Oleh: Newswire 26 Oktober 2018 | 17:37 WIB
Sulteng Memerlukan Hunian Sementara untuk 23.413 Kepala Keluarga
Suasana kamp pengungsian Hunian Sementara (Huntara) di Kelurahan Balaroa, Palu, Sulawesi Tengah, Sabtu (20/10/2018). Sebanyak 300 tenda Huntara sumbangan Pemerintah Turki telah dipasang relawan PMI./Antara-Darwin Fatir

Bisnis.com, JAKARTA – Kepala Pusat Data, Informasi dan Hubungan Masyarakat Badan Nasional Penanggulangan Bencana (BNPB) Sutopo Purwo Nugroho mengatakan pihaknya memperkirakan Sulawesi Tengah memerlukan hunian sementara untuk 23.413 kepala keluarga.

"Angka itu hanya perkiraan, masih perlu verifikasi. Hingga saat ini belum dapat dipastikan berapa jumlah hunian sementara yang diperlukan," kata Sutopo dalam jumpa pers di Pusat Pengendalian Operasi BNPB, Graha BNPB, Jakarta, Jumat (26/10/2018).

Sutopo mengatakan Kementerian Pekerjaan Umum dan Perumahan Rakyat akan membangun 1.200 unit barak, masing-masing untuk 12 kepala keluarga, sehingga akan dapat menampung 14.400 kepala keluarga.

Kekurangan hunian sementara untuk 9.013 kepala keluarga akan dibangun dengan bantuan atau partisipasi masyarakat dan pihak swasta.

Saat ini, yang sudah merencanakan dan sedang membangun hunian sementara untuk masyarakat Sulawesi Tengah adalah Pemerintah Provinsi Jawa Tengah, Badan Amil Zakat Nasional Tanggap Bencana, Palang Merah Indonesia (PMI) dan Sinergi BUMN (BNI, BTN, Telkom, Wijaya Karya dan Waskita Karya).

Pemerintah Provinsi Jawa Tengah telah selesai membangun 100 unit untuk 100 kepala keluarga, sedangkan Badan Amil Zakat Nasional Tanggap Bencana sudah membangun 200 unit dari rencana 2.000 unit.

PMI akan mendirikan 10 kamp terpadu untuk 1.739 kepala keluarga di Palu (lima kamp untuk 1.135 kepala keluarga, Donggala (empat kamp untuk 400 kepala keluarga dan Sigi (satu kamp untuk 204 kepala keluarga), sedangkan Sinergi BUMN akan membangun 1.500 unit hunian sementara.

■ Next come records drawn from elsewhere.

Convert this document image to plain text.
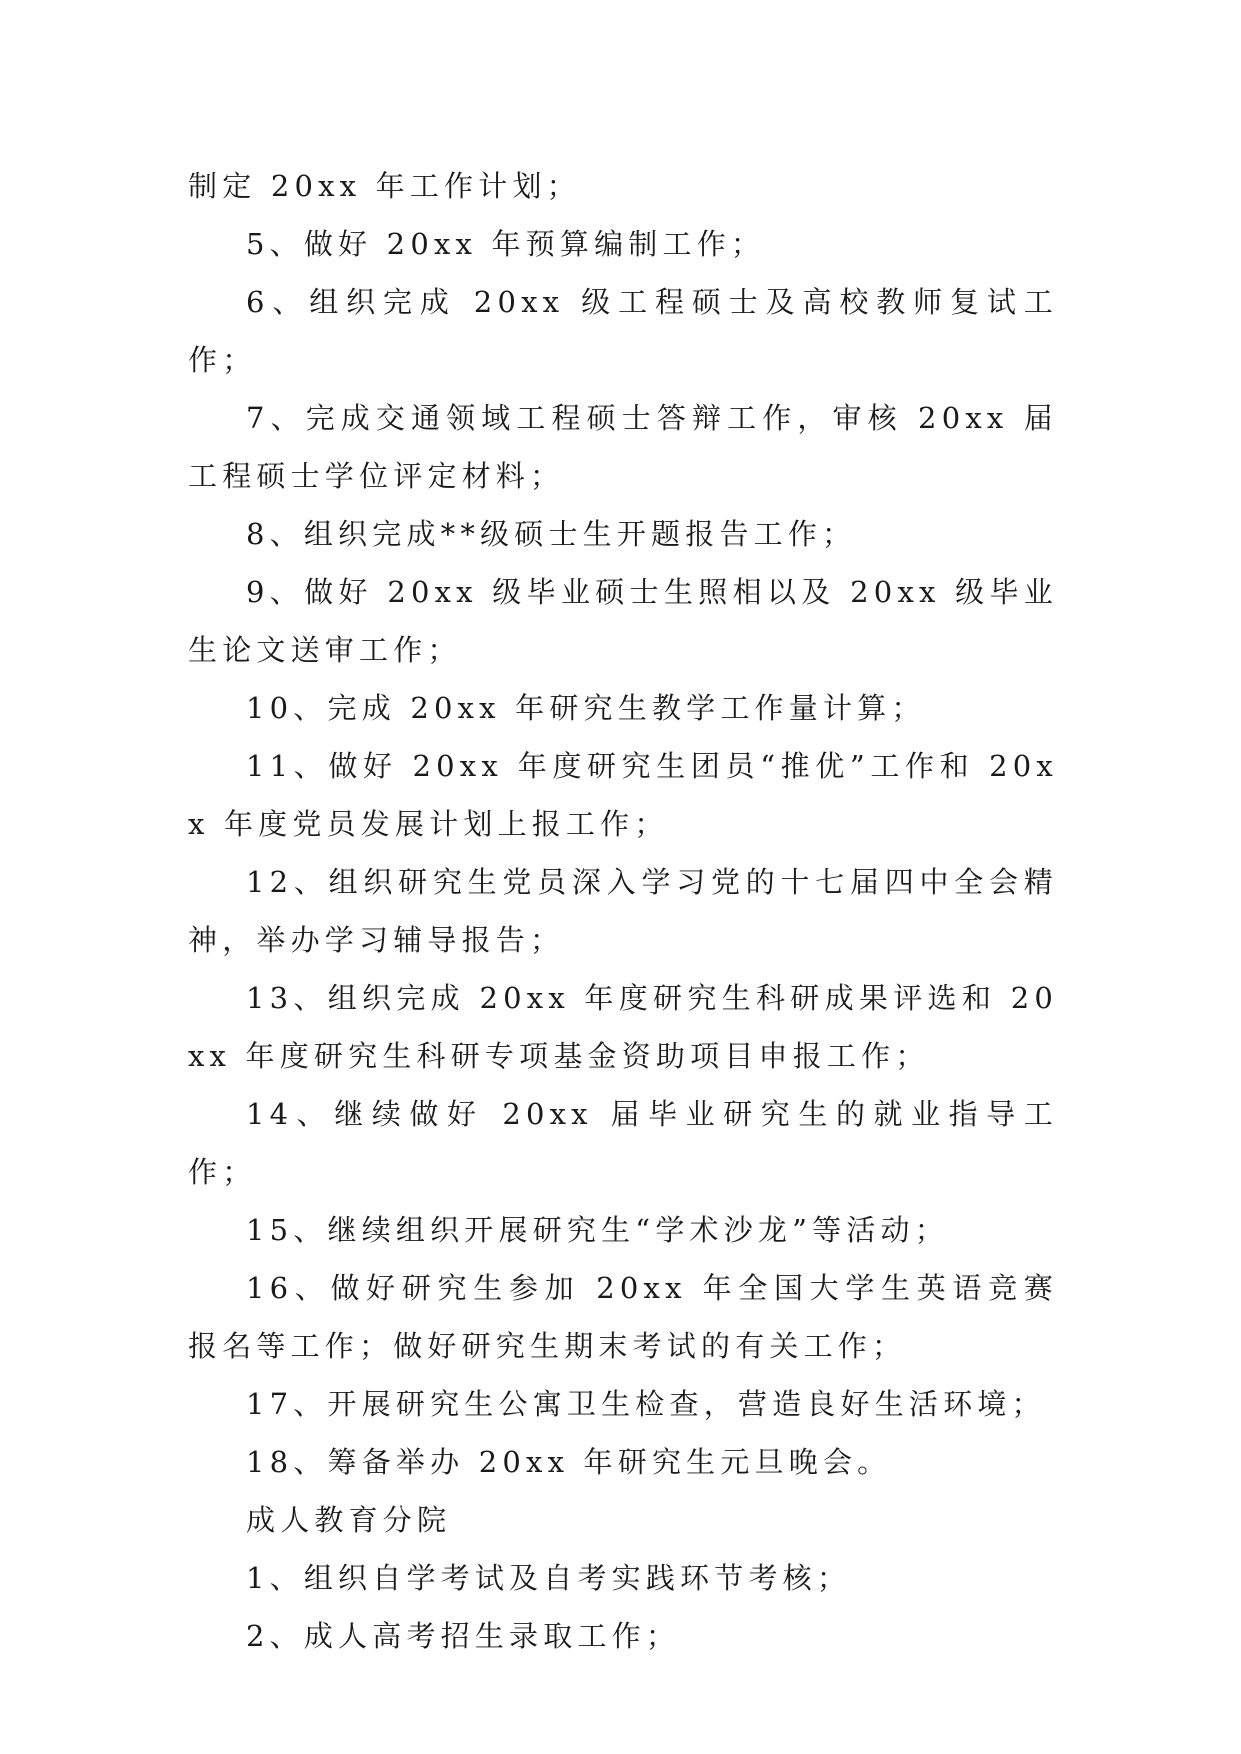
制定 20xx 年工作计划；

5、做好 20xx 年预算编制工作；

6、组织完成 20xx 级工程硕士及高校教师复试工作；

7、完成交通领域工程硕士答辩工作，审核 20xx 届工程硕士学位评定材料；

8、组织完成**级硕士生开题报告工作；

9、做好 20xx 级毕业硕士生照相以及 20xx 级毕业生论文送审工作；

10、完成 20xx 年研究生教学工作量计算；

11、做好 20xx 年度研究生团员“推优”工作和 20xx 年度党员发展计划上报工作；

12、组织研究生党员深入学习党的十七届四中全会精神，举办学习辅导报告；

13、组织完成 20xx 年度研究生科研成果评选和 20xx 年度研究生科研专项基金资助项目申报工作；

14、继续做好 20xx 届毕业研究生的就业指导工作；

15、继续组织开展研究生“学术沙龙”等活动；

16、做好研究生参加 20xx 年全国大学生英语竞赛报名等工作；做好研究生期末考试的有关工作；

17、开展研究生公寓卫生检查，营造良好生活环境；

18、筹备举办 20xx 年研究生元旦晚会。

成人教育分院

1、组织自学考试及自考实践环节考核；

2、成人高考招生录取工作；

"Kami mengimbau dunia usaha, perbankan dan lain-lain bisa membantu pembangunan hunian sementara. Masyarakat kemungkinan akan tinggal di hunian sementara selama dua tahun sebelum mendapat hunian tetap," katanya.

Gubernur Sulawesi Tengah Longki Djonggala telah memutuskan masa tanggap darurat penanganan bencana berakhir pada Jumat (26/10) dan menetapkan status transisi darurat ke pemulihan dalam jangka waktu 60 hari terhitung sejak Sabtu (27/10) hingga Selasa (25/12).

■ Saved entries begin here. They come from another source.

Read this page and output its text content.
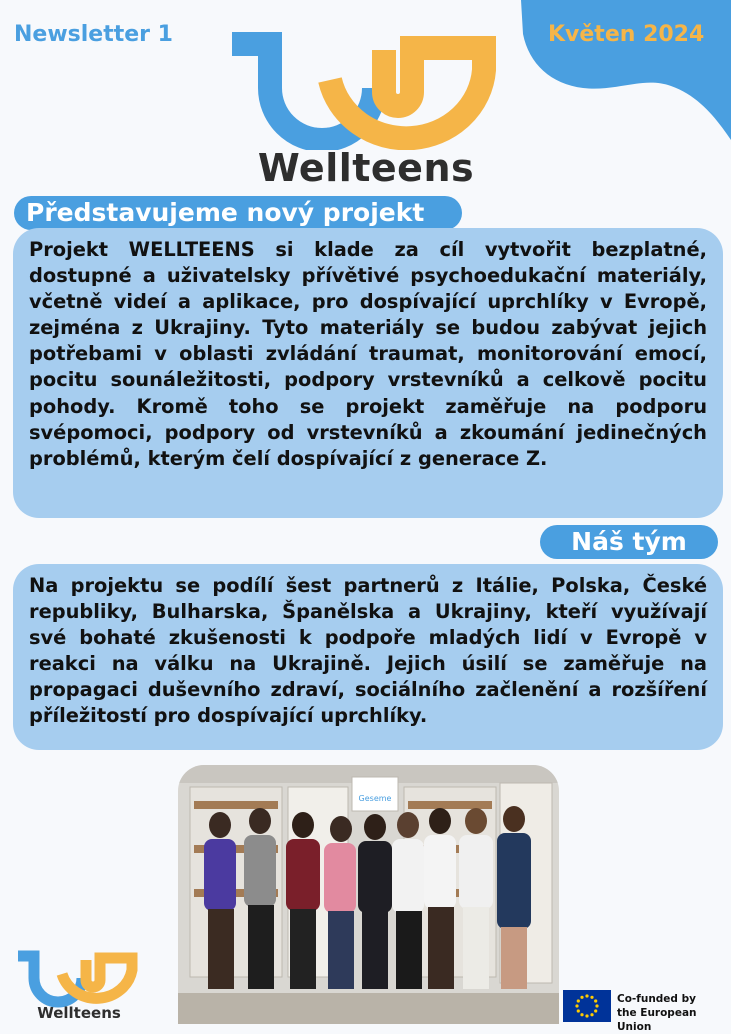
Newsletter 1	Květen 2024
Wellteens
Představujeme nový projekt
Projekt WELLTEENS si klade za cíl vytvořit bezplatné, dostupné a uživatelsky přívětivé psychoedukační materiály, včetně videí a aplikace, pro dospívající uprchlíky v Evropě, zejména z Ukrajiny. Tyto materiály se budou zabývat jejich potřebami v oblasti zvládání traumat, monitorování emocí, pocitu sounáležitosti, podpory vrstevníků a celkově pocitu pohody. Kromě toho se projekt zaměřuje na podporu svépomoci, podpory od vrstevníků a zkoumání jedinečných problémů, kterým čelí dospívající z generace Z.
Náš tým
Na projektu se podílí šest partnerů z Itálie, Polska, České republiky, Bulharska, Španělska a Ukrajiny, kteří využívají své bohaté zkušenosti k podpoře mladých lidí v Evropě v reakci na válku na Ukrajině. Jejich úsilí se zaměřuje na propagaci duševního zdraví, sociálního začlenění a rozšíření příležitostí pro dospívající uprchlíky.
Geseme
Wellteens
Co-funded by
the European Union
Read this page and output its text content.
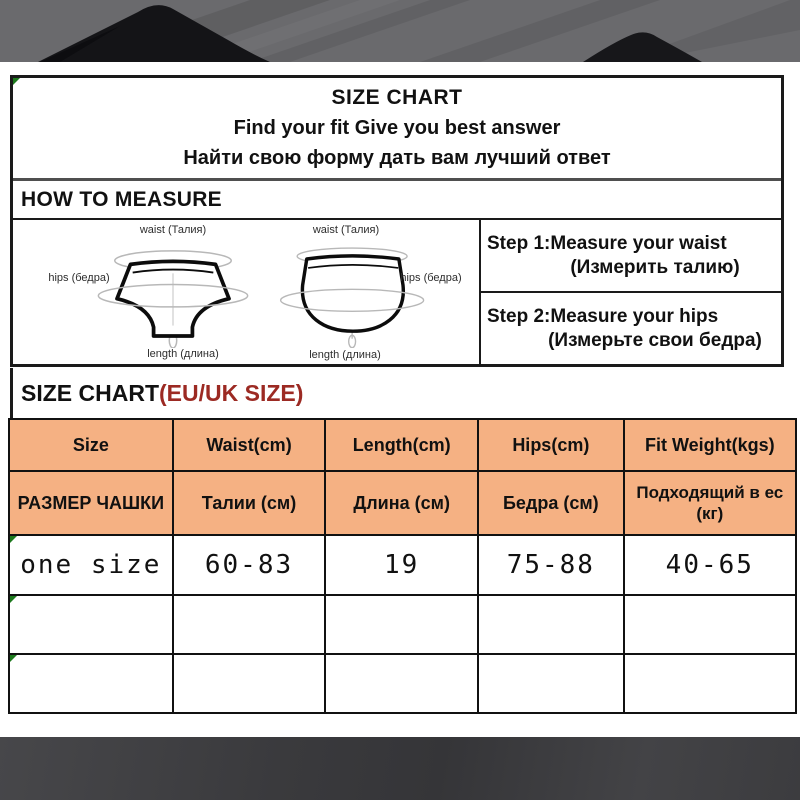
SIZE CHART
Find your fit Give you best answer
Найти свою форму дать вам лучший ответ
HOW TO MEASURE
waist (Талия)
hips (бедра)
length (длина)
waist (Талия)
hips (бедра)
length (длина)
Step 1:Measure your waist
(Измерить талию)
Step 2:Measure your hips
(Измерьте свои бедра)
SIZE CHART(EU/UK SIZE)
Size	Waist(cm)	Length(cm)	Hips(cm)	Fit Weight(kgs)
РАЗМЕР ЧАШКИ	Талии (см)	Длина (см)	Бедра (см)	Подходящий в ес (кг)
one size	60-83	19	75-88	40-65
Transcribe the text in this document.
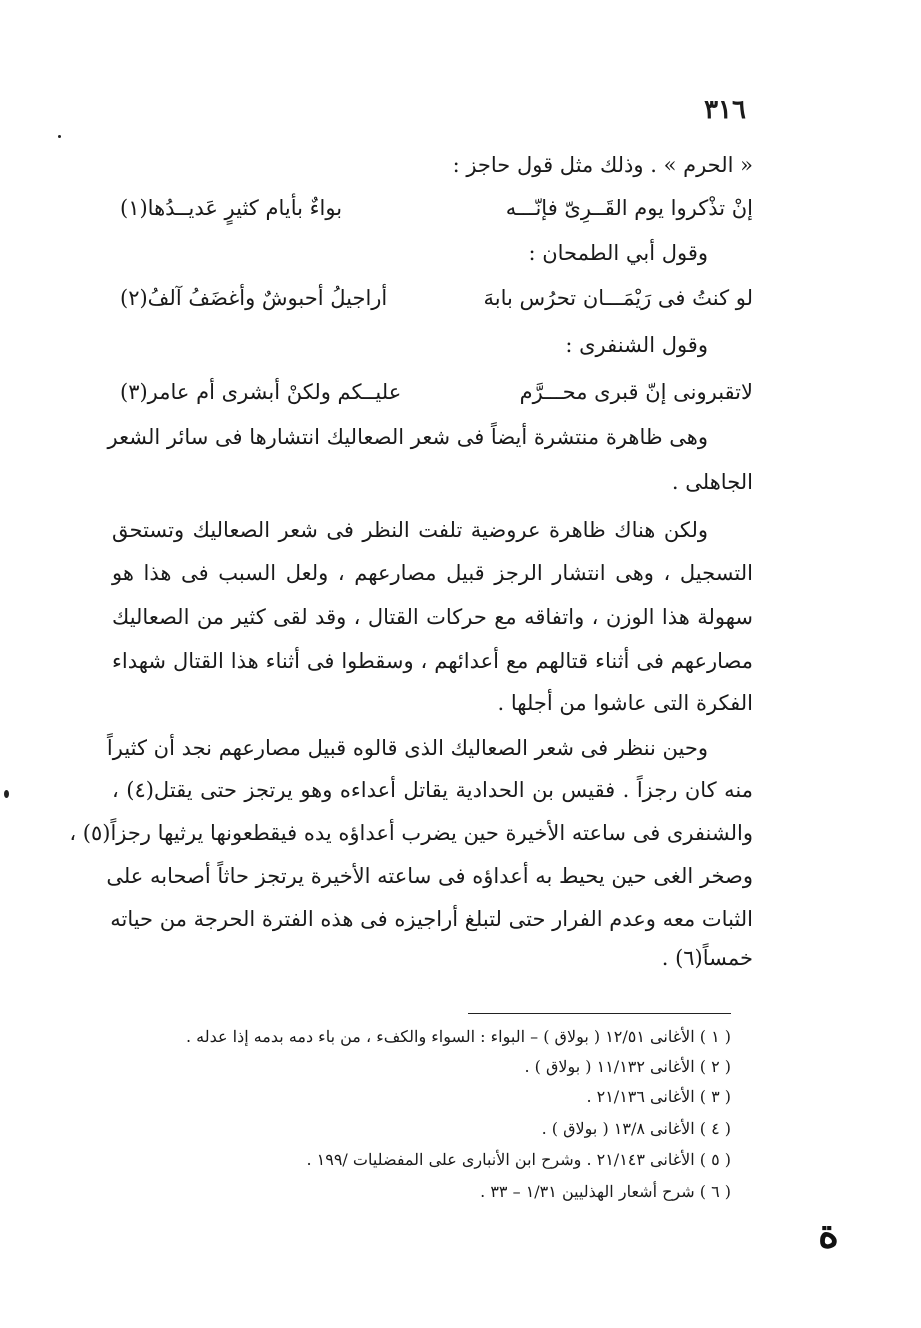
٣١٦
« الحرم » . وذلك مثل قول حاجز :
إنْ تذْكروا يوم القَــرِىّ فإنّـــه
بواءٌ بأيام كثيرٍ عَديــدُها(١)
وقول أبي الطمحان :
لو كنتُ فى رَيْمَـــان تحرُس بابهَ
أراجيلُ أحبوشٌ وأغضَفُ آلفُ(٢)
وقول الشنفرى :
لاتقبرونى إنّ قبرى محـــرَّم
عليــكم ولكنْ أبشرى أم عامر(٣)
وهى ظاهرة منتشرة أيضاً فى شعر الصعاليك انتشارها فى سائر الشعر
الجاهلى .
ولكن هناك ظاهرة عروضية تلفت النظر فى شعر الصعاليك وتستحق
التسجيل ، وهى انتشار الرجز قبيل مصارعهم ، ولعل السبب فى هذا هو
سهولة هذا الوزن ، واتفاقه مع حركات القتال ، وقد لقى كثير من الصعاليك
مصارعهم فى أثناء قتالهم مع أعدائهم ، وسقطوا فى أثناء هذا القتال شهداء
الفكرة التى عاشوا من أجلها .
وحين ننظر فى شعر الصعاليك الذى قالوه قبيل مصارعهم نجد أن كثيراً
منه كان رجزاً . فقيس بن الحدادية يقاتل أعداءه وهو يرتجز حتى يقتل(٤) ،
والشنفرى فى ساعته الأخيرة حين يضرب أعداؤه يده فيقطعونها يرثيها رجزاً(٥) ،
وصخر الغى حين يحيط به أعداؤه فى ساعته الأخيرة يرتجز حاثاً أصحابه على
الثبات معه وعدم الفرار حتى لتبلغ أراجيزه فى هذه الفترة الحرجة من حياته
خمساً(٦) .
( ١ ) الأغانى ١٢/٥١ ( بولاق ) – البواء : السواء والكفء ، من باء دمه بدمه إذا عدله .
( ٢ ) الأغانى ١١/١٣٢ ( بولاق ) .
( ٣ ) الأغانى ٢١/١٣٦ .
( ٤ ) الأغانى ١٣/٨ ( بولاق ) .
( ٥ ) الأغانى ٢١/١٤٣ . وشرح ابن الأنبارى على المفضليات /١٩٩ .
( ٦ ) شرح أشعار الهذليين ١/٣١ – ٣٣ .
ة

Dalam rapat koordinasi pada Kamis (26/10), tiga kepala daerah terdampak bencana, yaitu Wali Kota Palu, Bupati Sigi dan Bupati Donggala, menyatakan penanganan kondisi masyarakat masih sangat kompleks sehingga masih diperlukan penanganan darurat.

"Sedangkan Kepala BNPB Willem Rampangilei menyatakan kondisi masyarakat sudah kondusif, untuk mempercepat pemulihan perlu koordinasi dan komunikasi yang baik sehingga masuk ke tahap transisi darurat menuju pemulihan," kata Sutopo.